Blaring Signals Of Recession Spook Wall Street Analysts

Blaring Signals Of Recession Spook Wall Street Analysts

Reprinted with permission from Alternet

Economic analysts were spooked Monday as the Dow Jones Industrial Average dropped more than 800 points and other key stock indices plunged in the worst fall of 2019. The drop came amid the turmoil of President Donald Trump’s ramped-up trade war with China.

China’s currency dropped to the lowest point in a decade, the Associated Press reported, following Trump’s announcement last week that he would move forward with a new round of tariffs.

Bloomberg reported in a story headlined “Yield Curve Blares Loudest U.S. Recession Warning Since 2007″:

The latest eruption in the U.S.-China trade dispute pushed a widely watched Treasury-market recession indicator to the highest alert since 2007.

Rates on 10-year notes sank to 1.73% on Monday, close to completely erasing the surge that followed President Donald Trump’s 2016 election. At one point, they yielded 32 basis points less than three-month bills — that’s the most extreme yield-curve inversion since the lead-up to the 2008 crisis — though now that gap has since narrowed again slightly.

As I previously reported:

Basically, the yield curve reflects the relationship between the yield of Treasury bonds over different lengths of time. Usually, the yield on a bond — the interest that will be paid after the bond’s term — is larger the longer the term is. But in an inverted yield environment, as is beginning to emerge, the three-month yield can actually be higher than the 10-year.

It’s not that the inverted yield curve triggers a recession. The curve is just determined by the bond markets. What it does is give us a glimpse into the what investors are expecting for the future — and when the curve is inverted, it means investors are nervous.

Trump’s volatility and the deteriorating negotiations with China give investors good reason to be nervous. And just last week, Chair Jerome Powell announced that, due to signs of weakness in the U.S. business climate and the risks of the trade war, the Federal Reserve will be cutting interest rates for the first time since the 2008 recession.
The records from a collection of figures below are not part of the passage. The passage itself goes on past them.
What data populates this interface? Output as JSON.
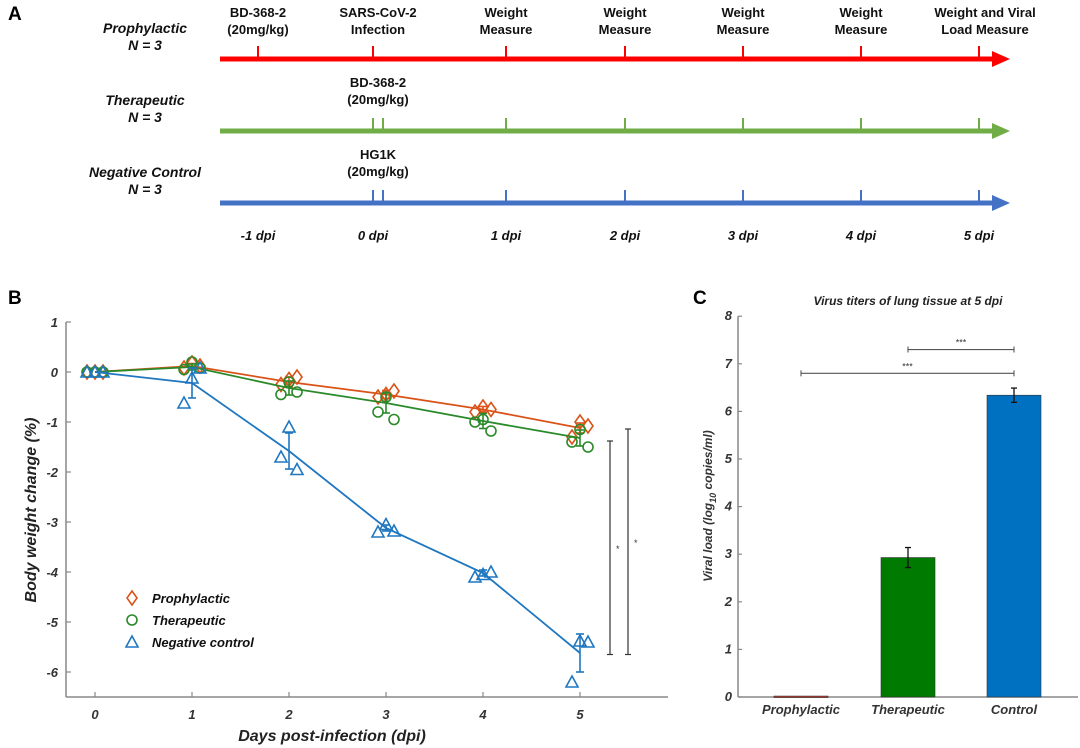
{
  "panel_labels": {
    "a": "A",
    "b": "B",
    "c": "C"
  },
  "timeline": {
    "groups": [
      {
        "name": "Prophylactic",
        "n": "N = 3",
        "color": "#ff0000",
        "annotation": null,
        "ticks": [
          -1,
          0,
          1,
          2,
          3,
          4,
          5
        ],
        "double_tick_at_zero": false
      },
      {
        "name": "Therapeutic",
        "n": "N = 3",
        "color": "#70ad47",
        "annotation": [
          "BD-368-2",
          "(20mg/kg)"
        ],
        "ticks": [
          0,
          1,
          2,
          3,
          4,
          5
        ],
        "double_tick_at_zero": true
      },
      {
        "name": "Negative Control",
        "n": "N = 3",
        "color": "#4472c4",
        "annotation": [
          "HG1K",
          "(20mg/kg)"
        ],
        "ticks": [
          0,
          1,
          2,
          3,
          4,
          5
        ],
        "double_tick_at_zero": true
      }
    ],
    "events": [
      {
        "day": -1,
        "lines": [
          "BD-368-2",
          "(20mg/kg)"
        ]
      },
      {
        "day": 0,
        "lines": [
          "SARS-CoV-2",
          "Infection"
        ]
      },
      {
        "day": 1,
        "lines": [
          "Weight",
          "Measure"
        ]
      },
      {
        "day": 2,
        "lines": [
          "Weight",
          "Measure"
        ]
      },
      {
        "day": 3,
        "lines": [
          "Weight",
          "Measure"
        ]
      },
      {
        "day": 4,
        "lines": [
          "Weight",
          "Measure"
        ]
      },
      {
        "day": 5,
        "lines": [
          "Weight and Viral",
          "Load Measure"
        ]
      }
    ],
    "day_labels": [
      "-1 dpi",
      "0 dpi",
      "1 dpi",
      "2 dpi",
      "3 dpi",
      "4 dpi",
      "5 dpi"
    ]
  },
  "chart_data": [
    {
      "type": "line",
      "panel": "B",
      "title": "",
      "xlabel": "Days post-infection (dpi)",
      "ylabel": "Body weight change (%)",
      "xlim": [
        -0.3,
        5.8
      ],
      "ylim": [
        -6.5,
        1
      ],
      "xticks": [
        0,
        1,
        2,
        3,
        4,
        5
      ],
      "yticks": [
        1,
        0,
        -1,
        -2,
        -3,
        -4,
        -5,
        -6
      ],
      "legend_position": "bottom-left",
      "grid": false,
      "series": [
        {
          "name": "Prophylactic",
          "marker": "diamond",
          "color": "#d95319",
          "x": [
            0,
            1,
            2,
            3,
            4,
            5
          ],
          "mean": [
            0,
            0.12,
            -0.2,
            -0.45,
            -0.75,
            -1.12
          ],
          "err": [
            0,
            0.05,
            0.1,
            0.08,
            0.06,
            0.1
          ],
          "points": [
            [
              0,
              0.0,
              0.0,
              0.0
            ],
            [
              1,
              0.08,
              0.18,
              0.12
            ],
            [
              2,
              -0.25,
              -0.15,
              -0.1
            ],
            [
              3,
              -0.5,
              -0.45,
              -0.38
            ],
            [
              4,
              -0.8,
              -0.7,
              -0.75
            ],
            [
              5,
              -1.3,
              -1.0,
              -1.08
            ]
          ]
        },
        {
          "name": "Therapeutic",
          "marker": "circle",
          "color": "#2a8a2a",
          "x": [
            0,
            1,
            2,
            3,
            4,
            5
          ],
          "mean": [
            0,
            0.1,
            -0.32,
            -0.62,
            -0.98,
            -1.32
          ],
          "err": [
            0,
            0.06,
            0.14,
            0.2,
            0.15,
            0.16
          ],
          "points": [
            [
              0,
              0.0,
              0.0,
              0.0
            ],
            [
              1,
              0.05,
              0.2,
              0.08
            ],
            [
              2,
              -0.45,
              -0.2,
              -0.4
            ],
            [
              3,
              -0.8,
              -0.5,
              -0.95
            ],
            [
              4,
              -1.0,
              -0.95,
              -1.18
            ],
            [
              5,
              -1.4,
              -1.15,
              -1.5
            ]
          ]
        },
        {
          "name": "Negative control",
          "marker": "triangle",
          "color": "#1f77c0",
          "x": [
            0,
            1,
            2,
            3,
            4,
            5
          ],
          "mean": [
            0,
            -0.22,
            -1.58,
            -3.12,
            -4.02,
            -5.62
          ],
          "err": [
            0,
            0.3,
            0.36,
            0.06,
            0.06,
            0.38
          ],
          "points": [
            [
              0,
              0.0,
              0.0,
              0.0
            ],
            [
              1,
              -0.62,
              -0.12,
              0.08
            ],
            [
              2,
              -1.7,
              -1.1,
              -1.95
            ],
            [
              3,
              -3.2,
              -3.05,
              -3.18
            ],
            [
              4,
              -4.1,
              -4.05,
              -4.0
            ],
            [
              5,
              -6.2,
              -5.38,
              -5.4
            ]
          ]
        }
      ],
      "significance": [
        {
          "label": "*",
          "from": -1.38,
          "to": -5.65
        },
        {
          "label": "*",
          "from": -1.14,
          "to": -5.65
        }
      ]
    },
    {
      "type": "bar",
      "panel": "C",
      "title": "Virus titers of lung tissue at 5 dpi",
      "xlabel": "",
      "ylabel": "Viral load (log10 copies/ml)",
      "ylabel_parts": [
        "Viral load (log",
        "10",
        " copies/ml)"
      ],
      "categories": [
        "Prophylactic",
        "Therapeutic",
        "Control"
      ],
      "values": [
        0.02,
        2.93,
        6.34
      ],
      "err": [
        0.02,
        0.21,
        0.15
      ],
      "colors": [
        "#c0392b",
        "#007a00",
        "#0070c0"
      ],
      "ylim": [
        0,
        8
      ],
      "yticks": [
        0,
        1,
        2,
        3,
        4,
        5,
        6,
        7,
        8
      ],
      "grid": false,
      "significance": [
        {
          "label": "***",
          "from": "Therapeutic",
          "to": "Control",
          "y": 7.3
        },
        {
          "label": "***",
          "from": "Prophylactic",
          "to": "Control",
          "y": 6.8
        }
      ]
    }
  ]
}
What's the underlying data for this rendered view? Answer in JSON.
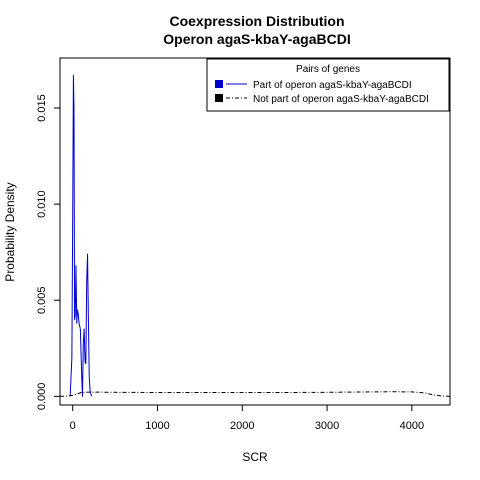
{
  "chart_data": {
    "type": "line",
    "title": "Coexpression Distribution",
    "subtitle": "Operon agaS-kbaY-agaBCDI",
    "xlabel": "SCR",
    "ylabel": "Probability Density",
    "xlim": [
      -150,
      4450
    ],
    "ylim": [
      -0.00045,
      0.0176
    ],
    "x_ticks": [
      0,
      1000,
      2000,
      3000,
      4000
    ],
    "x_tick_labels": [
      "0",
      "1000",
      "2000",
      "3000",
      "4000"
    ],
    "y_ticks": [
      0,
      0.005,
      0.01,
      0.015
    ],
    "y_tick_labels": [
      "0.000",
      "0.005",
      "0.010",
      "0.015"
    ],
    "legend": {
      "title": "Pairs of genes",
      "placement": "top-right",
      "entries": [
        {
          "label": "Part of operon agaS-kbaY-agaBCDI",
          "color": "#0000cc",
          "line": "solid"
        },
        {
          "label": "Not part of operon agaS-kbaY-agaBCDI",
          "color": "#000000",
          "line": "dashed"
        }
      ]
    },
    "series": [
      {
        "name": "Part of operon agaS-kbaY-agaBCDI",
        "color": "#0000cc",
        "line": "solid",
        "x": [
          -30,
          -10,
          0,
          8,
          15,
          22,
          30,
          38,
          48,
          55,
          65,
          75,
          90,
          105,
          115,
          125,
          135,
          145,
          155,
          165,
          175,
          185,
          195,
          205,
          215,
          225
        ],
        "y": [
          0,
          0.002,
          0.0095,
          0.0167,
          0.015,
          0.004,
          0.0042,
          0.0068,
          0.0038,
          0.0045,
          0.0043,
          0.0038,
          0.0035,
          0.0012,
          0.0,
          0.0028,
          0.0035,
          0.0018,
          0.0017,
          0.006,
          0.0074,
          0.004,
          0.001,
          0.0003,
          0.0001,
          0
        ]
      },
      {
        "name": "Not part of operon agaS-kbaY-agaBCDI",
        "color": "#000000",
        "line": "dashed",
        "x": [
          -150,
          -50,
          0,
          50,
          100,
          200,
          300,
          500,
          1000,
          1500,
          2000,
          2500,
          3000,
          3500,
          3800,
          4000,
          4150,
          4250,
          4350,
          4450
        ],
        "y": [
          0,
          2e-05,
          5e-05,
          0.00012,
          0.0002,
          0.00022,
          0.00022,
          0.00021,
          0.0002,
          0.0002,
          0.0002,
          0.0002,
          0.00021,
          0.00023,
          0.00024,
          0.00023,
          0.00018,
          8e-05,
          2e-05,
          0
        ]
      }
    ]
  }
}
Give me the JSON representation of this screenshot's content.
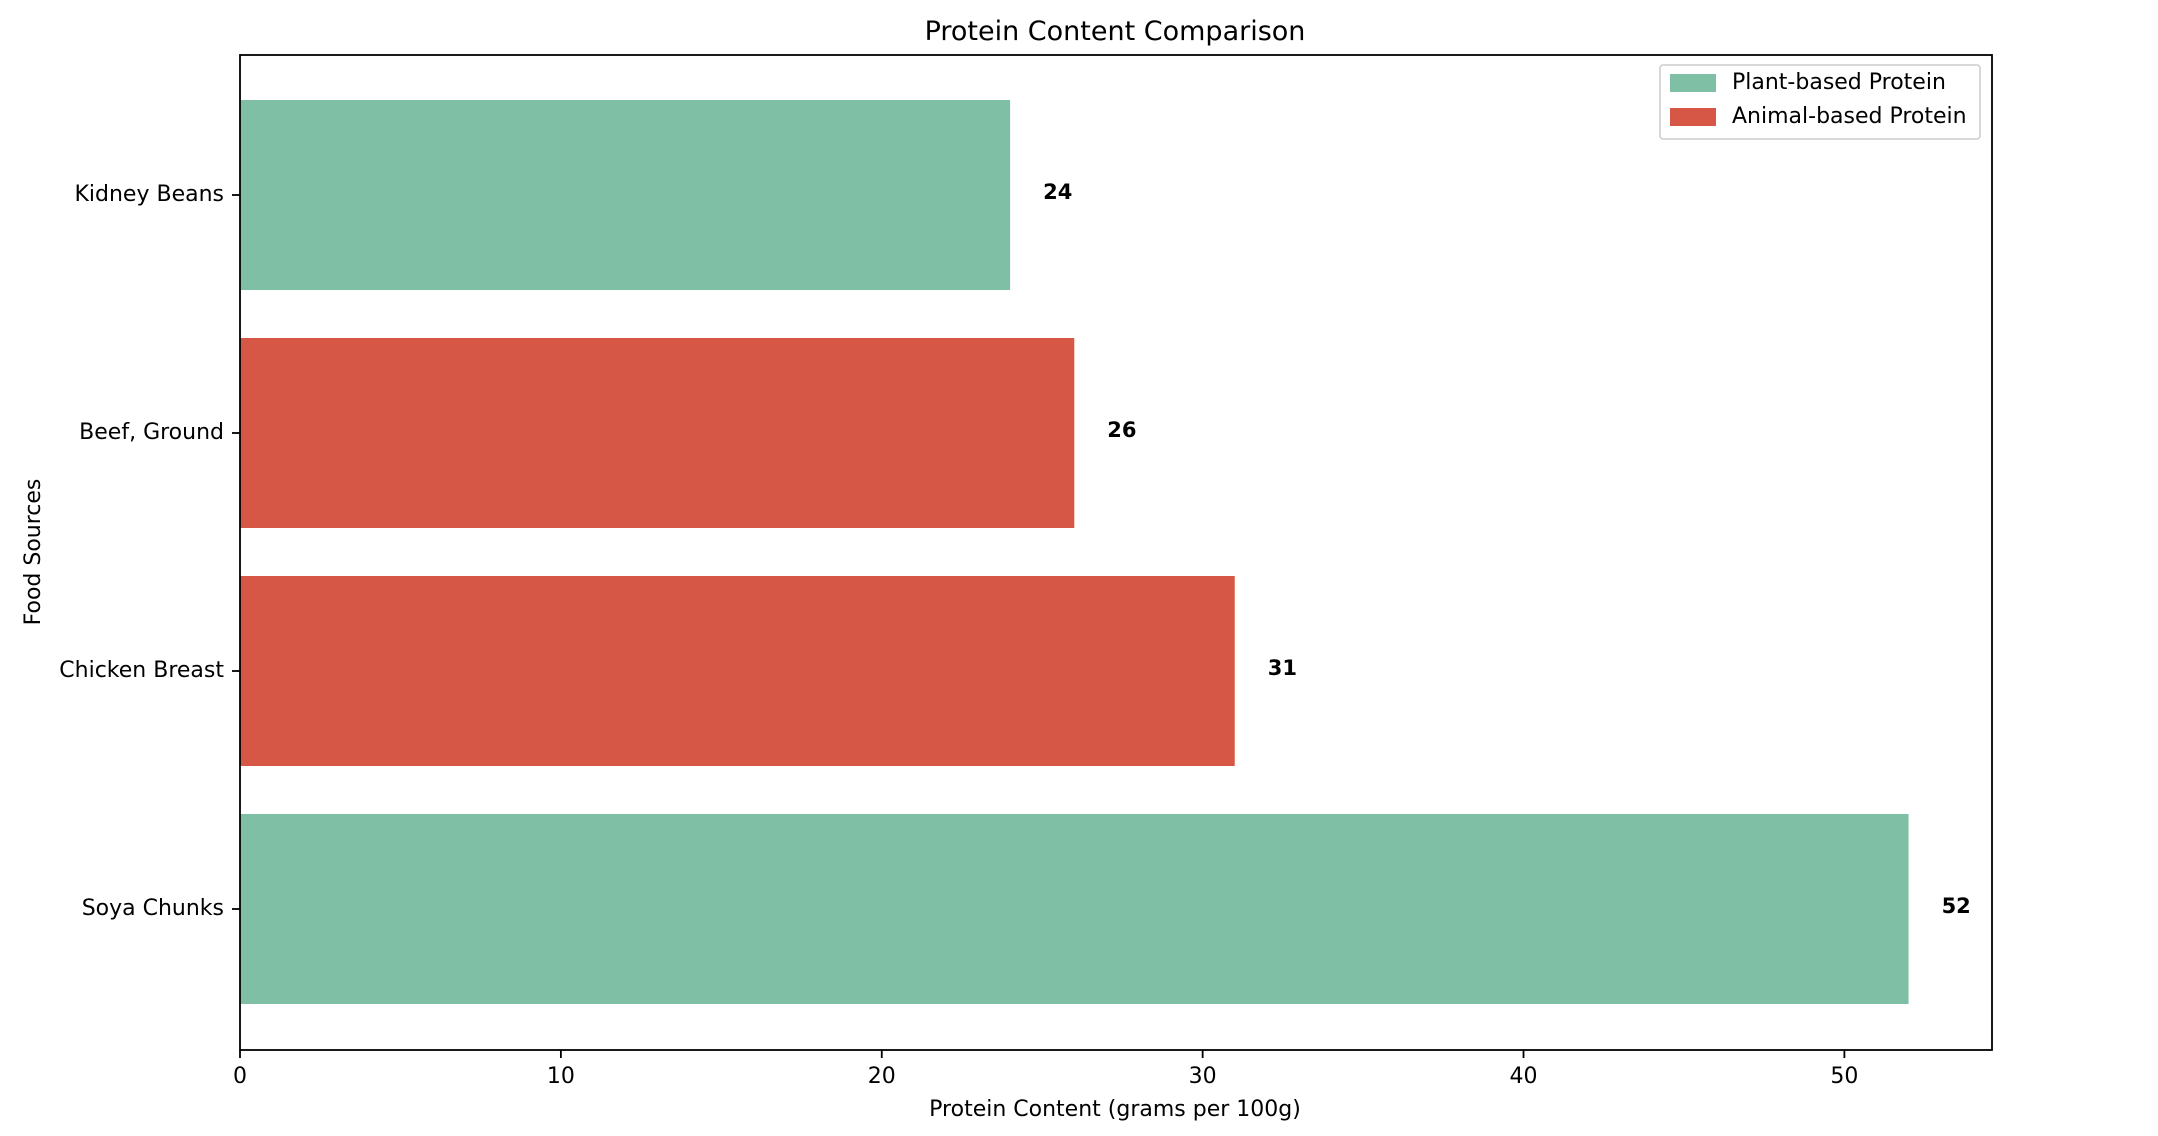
{
  "chart_data": {
    "type": "bar",
    "orientation": "horizontal",
    "title": "Protein Content Comparison",
    "xlabel": "Protein Content (grams per 100g)",
    "ylabel": "Food Sources",
    "xlim": [
      0,
      54.6
    ],
    "xticks": [
      0,
      10,
      20,
      30,
      40,
      50
    ],
    "grid": false,
    "legend_position": "top-right",
    "categories": [
      "Kidney Beans",
      "Beef, Ground",
      "Chicken Breast",
      "Soya Chunks"
    ],
    "values": [
      24,
      26,
      31,
      52
    ],
    "groups": [
      "Plant-based Protein",
      "Animal-based Protein",
      "Animal-based Protein",
      "Plant-based Protein"
    ],
    "value_labels": [
      "24",
      "26",
      "31",
      "52"
    ],
    "legend": [
      {
        "name": "Plant-based Protein",
        "color": "#7fbfa6"
      },
      {
        "name": "Animal-based Protein",
        "color": "#d65745"
      }
    ],
    "colors": {
      "Plant-based Protein": "#7fbfa6",
      "Animal-based Protein": "#d65745"
    }
  }
}
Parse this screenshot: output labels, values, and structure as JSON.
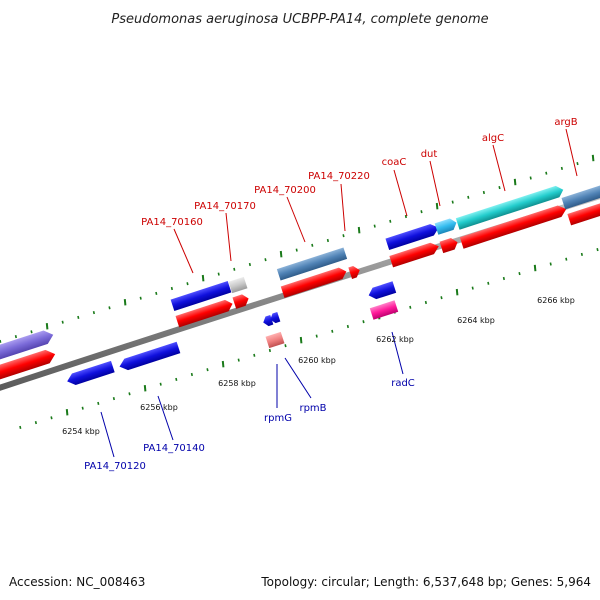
{
  "title": "Pseudomonas aeruginosa UCBPP-PA14, complete genome",
  "footer": {
    "accession": "Accession: NC_008463",
    "summary": "Topology: circular; Length: 6,537,648 bp; Genes: 5,964"
  },
  "scale_labels": [
    "6254 kbp",
    "6256 kbp",
    "6258 kbp",
    "6260 kbp",
    "6262 kbp",
    "6264 kbp",
    "6266 kbp"
  ],
  "top_gene_labels": [
    "PA14_70160",
    "PA14_70170",
    "PA14_70200",
    "PA14_70220",
    "coaC",
    "dut",
    "algC",
    "argB"
  ],
  "bottom_gene_labels": [
    "PA14_70120",
    "PA14_70140",
    "rpmG",
    "rpmB",
    "radC"
  ],
  "colors": {
    "backbone": "#8c8c8c",
    "forward_cds": "#2020e0",
    "cds_red": "#ff0000",
    "tick": "#1a7a1a",
    "label_top": "#cc0000",
    "label_bottom": "#0000aa",
    "cyan": "#22cccc",
    "steel": "#4f82b5",
    "purple": "#7a6ad8",
    "pink": "#ff1a9a",
    "gray": "#c8c8c8",
    "salmon": "#f08080"
  }
}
Of course, the risk of a recession doesn’t really matter because it hurts investors. Recessions matter because they can be devastating for the economy as a whole.

Economist Paul Krugman noted that Trump wants to blame China for the stock market drop, but he has no one to blame for himself.

“Trump is already screaming ‘currency manipulation’ about the drop in the renminbi. But he just slapped a bunch of new tariffs on China. What did he expect to happen to the currency?” Krugman said on Twitter.

He even offered a troubling warning of his own: “Hope I’m wrong, but in retrospect Trump’s latest tariffs may look like the world trade equivalent of the assassination of Franz Ferdinand — the event that tripped an uneasy situation into all-out trade war.”

Economic analyst Catherine Rampell mockingly noted that Trump had claimed a trade war would be “easy to win”:

“Downside risks are increasing for the global and U.S. economy as the trade dispute between Washington and Beijing escalates with no resolution apparently in sight,” Mark Hamrick, senior economic analyst at Bankrate.com, told me. “As the July jobs report demonstrated, the U.S. economy is slowing. The next round of tariffs, if imposed as threatened by the president in September, begin to target the U.S. consumer. That puts the 11-year-old economic expansion at risk. Uncertainty has been primarily a concern for American business. Now, the risk is that uncertainty drifts from business and financial markets to infect individuals.”

He added: “Investors have been betting that the Federal Reserve will do what it can to provide a backstop to the U.S. economy by cutting interest rates. But there’s only so much benefit that monetary policy, or rate cuts, can provide in the face of these burgeoning trade issues.”